Je sors ce matin d’un rêve au cours duquel je me promenais, disons, je vivais dans ma ville natale, Dakar, un égarement dans un quartier résidentiel.  En effet, quel sentiment que de ne plus pouvoir retrouver son chemin et continuer à chercher sa voie dans un grand quartier au nom évocateur Liberté.  Ce secteur d’habitation développé après l’indépendance du Sénégal, dans une zone qui fut presque rurale de la capitale du Sénégal, a connu une expansion incroyable au cours des années 60 et 70, passant de Liberté I à Liberté VI.
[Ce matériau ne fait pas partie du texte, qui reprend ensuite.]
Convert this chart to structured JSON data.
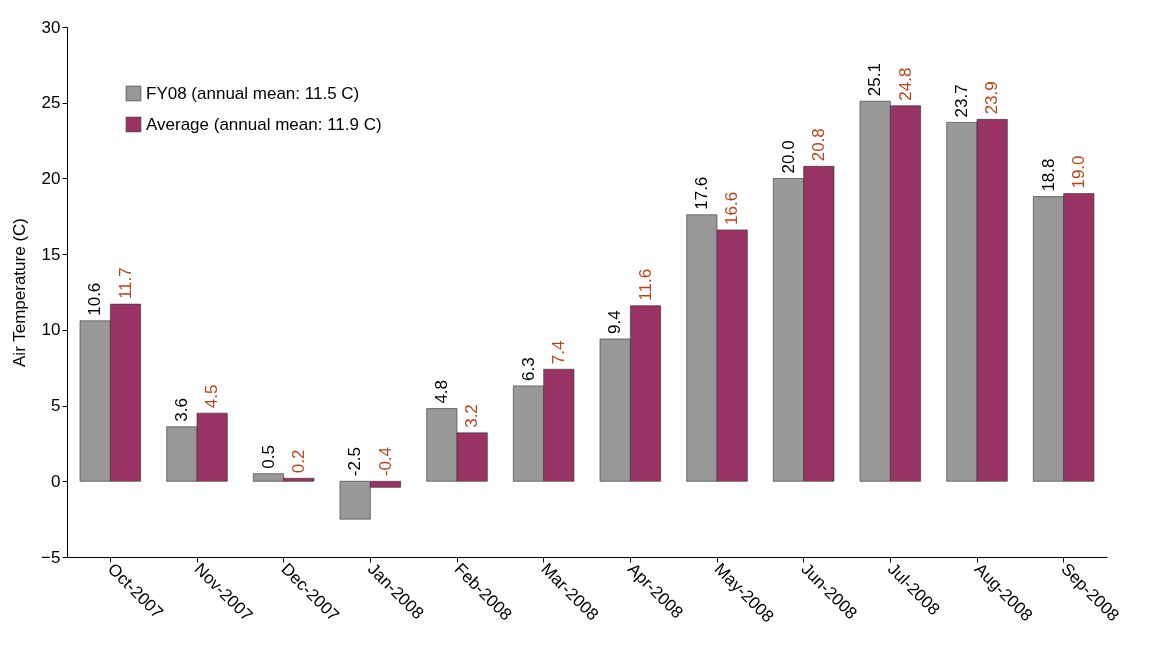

Quel sens donner à cette métaphore de la liberté dans une promenade qui devient de plus en plus angoissante, car plus j’avançais, plus je devais questionner, demander aux passants mon chemin, et découvrir que de nombreuses résidences avaient été restaurées, changées, refaites, transformées, devenues si belles, si sophistiquées dans leur design, que je ne m’y retrouvais pas.  Voyage au cœur de ma ville natale, pérégrination personnelle, comme une balade virtuelle qui me dépayse beaucoup dans un univers familier qui est devenu étranger en apparence.

Je n’accordais pas depuis de nombreuses années, disons de moins en moins d’importance les années passant, au rêve.  Le rêve comme un détournement de la réalité, une diversion de soi de tout ce qui nous maintien rivé sur le monde immédiat.  Le rêve devenu imperceptiblement la distraction ou l’excuse parfaite pour détourner l’attention ou le faisceau de la conscience de la quotidienneté.

Est-ce que je me faisais, au fil des ans, une carapace fine ou efficace pour mettre en réserve cet appel que le rêve fait souvent à mon âme de philosophe et au passionné de psychologie et de psychanalyse que je demeure.  Le rêve comme réserve des possibles, comme monde autre, l’autre du monde qui rend le soi-disant réel possible.  Le rêve comme antidote indispensable à la prise de conscience des drames ou des folies qui habitent la vie.  Le rêve comme projet et espoir de projet, rêve au sens premier, espérance de vie meilleure, souhait de succès total de vie, rêve comme le nouveau qui déconstruit l’aspect difficile de la vie quotidienne et ouvre des espaces de plaisir et de joie.

Cet épisode attire mon attention car, depuis mon voyage en janvier 2005, au Sénégal, à Dakar où je revois proches, amis et toute la famille de base, je rêve de plus en plus au paysage de mon enfance et pense plus qu’auparavant, aux univers de la jeunesse, aux situations vécues au soleil, au bord de la mer, auprès de la mère et des parents, sur les voies de cette assurance et dans le climat de réconfort que le connu et le familial apportent au centre de la personne.

Rêver fait opérer un retour sur soi et agite les franges cachées d’un univers intime qui recèle en son sein de nombreuses virtualités de paix et de liberté, des conditions imaginaires d’harmonie et de conciliation, des leviers incroyables de potentialités presque sans limites.